In July 2024, the Supreme Court of Nigeria, in a unanimous judgment by a seven-member panel, affirmed the financial autonomy of the country’s 774 local government councils. The apex court did not equivocate. It upheld the suit brought by the Federal Government and made it clear that local governments are a constitutionally recognized tier of government, not administrative appendages of state governors.
Yet, months after the historic ruling, implementation remains stalled.
President Bola Tinubu’s words cut to the heart of the matter: “There is no autonomy without funded mandate… we’ll give them their money directly. That’s the truth.
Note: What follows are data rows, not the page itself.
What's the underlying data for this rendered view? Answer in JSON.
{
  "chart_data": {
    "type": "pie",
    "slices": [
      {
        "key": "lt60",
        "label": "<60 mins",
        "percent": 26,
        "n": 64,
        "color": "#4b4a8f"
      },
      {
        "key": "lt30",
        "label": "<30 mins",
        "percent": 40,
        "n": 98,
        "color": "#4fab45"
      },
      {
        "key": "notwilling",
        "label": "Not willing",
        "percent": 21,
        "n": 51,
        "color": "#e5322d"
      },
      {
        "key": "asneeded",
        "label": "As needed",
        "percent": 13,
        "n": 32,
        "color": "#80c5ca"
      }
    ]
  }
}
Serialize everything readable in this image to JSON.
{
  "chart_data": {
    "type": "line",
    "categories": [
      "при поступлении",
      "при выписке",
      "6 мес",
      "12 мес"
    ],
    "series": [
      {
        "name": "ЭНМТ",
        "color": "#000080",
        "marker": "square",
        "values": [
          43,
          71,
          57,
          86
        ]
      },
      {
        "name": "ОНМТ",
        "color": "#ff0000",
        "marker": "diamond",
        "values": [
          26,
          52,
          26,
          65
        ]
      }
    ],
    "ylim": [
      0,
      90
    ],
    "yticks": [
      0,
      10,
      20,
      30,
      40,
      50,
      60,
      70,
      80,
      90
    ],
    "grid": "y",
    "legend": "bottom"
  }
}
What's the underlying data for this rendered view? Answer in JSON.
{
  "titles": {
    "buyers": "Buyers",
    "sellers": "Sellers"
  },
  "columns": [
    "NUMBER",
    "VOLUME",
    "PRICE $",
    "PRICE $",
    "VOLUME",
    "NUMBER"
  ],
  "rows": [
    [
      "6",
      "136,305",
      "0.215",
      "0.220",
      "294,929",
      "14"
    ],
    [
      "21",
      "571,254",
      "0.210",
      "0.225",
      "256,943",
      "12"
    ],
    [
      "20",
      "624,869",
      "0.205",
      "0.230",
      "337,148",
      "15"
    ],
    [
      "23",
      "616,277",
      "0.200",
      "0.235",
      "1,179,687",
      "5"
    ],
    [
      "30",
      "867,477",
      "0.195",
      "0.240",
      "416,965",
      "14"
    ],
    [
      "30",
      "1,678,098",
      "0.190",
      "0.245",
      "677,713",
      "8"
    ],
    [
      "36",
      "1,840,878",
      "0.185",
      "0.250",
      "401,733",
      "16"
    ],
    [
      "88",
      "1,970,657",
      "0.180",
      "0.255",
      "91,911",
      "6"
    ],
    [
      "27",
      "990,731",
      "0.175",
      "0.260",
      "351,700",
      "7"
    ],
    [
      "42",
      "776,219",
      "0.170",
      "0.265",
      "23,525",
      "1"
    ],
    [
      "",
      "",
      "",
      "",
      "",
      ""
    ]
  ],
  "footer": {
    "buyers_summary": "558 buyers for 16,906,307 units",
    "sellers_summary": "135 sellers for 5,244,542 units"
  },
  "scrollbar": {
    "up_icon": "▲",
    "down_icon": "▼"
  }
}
That’s compliance of the Supreme Court.” In one stroke, the President exposed the hypocrisy that has defined Nigeria’s federalism for decades.
In the face of the unprecedented increase in monthly allocations to states as a result of fuel subsidy removal, the resistance of state governors to local government autonomy is not ideological; it is self-serving. Despite the Supreme Court landmark judgment, state governors are still treating local government funds as personal war chests, funneled through the opaque State-Local Government Joint Accounts.
These funds, meant for primary healthcare, rural roads, basic education, markets, and sanitation, are never accounted for. A meagre amount is often released for the payment of salaries to local government employees, at the whim of governors.
The result is visible across Nigeria: comatose local councils, abandoned rural infrastructure, and chairmen who answer more to governors than to the people who “elected” them.
How can governors, who claim to be champions of federalism, justify their stranglehold on the tier of government closest to the people? How can they preach accountability while presiding over a system that institutionalizes théft and suffocates development at the grassroots?
President Tinubu deserves commendation for standing firmly on the side of constitutionalism and local government autonomy. His insistence that councils must receive their funds directly is a bold affirmation of the rule of law. It signals a departure from decades of political cowardìce.
However, moral clarity must now translate into administrative urgency. A Supreme Court judgment does not implement itself. While presidential speeches matter, what Nigeria needs now is decisive executive action. The Federal Government must move swiftly to operationalize direct disbursement of local government funds, issue clear guidelines, and close every loophole that the governors have been exploiting.
If governors are allowed to continue frustrating implementation, the authority of the Supreme Court itself will be weakened, and the message sent to Nigerians will be dangerous: that powerful political actors can ignore court judgments without consequence.
What is at stake is more than local government funding; it is the future of democratic governance in Nigeria. Local governments are meant to be schools of democracy, nurseries for leadership, and engines of local development. When they are crippled, democracy is hollowed out from the bottom.

State governors must be told, unequivocally, that local government autonomy is not a favour to be granted at their convenience. It is a constitutional obligation. Their continued resistance is an indictment of their commitment to democracy and development.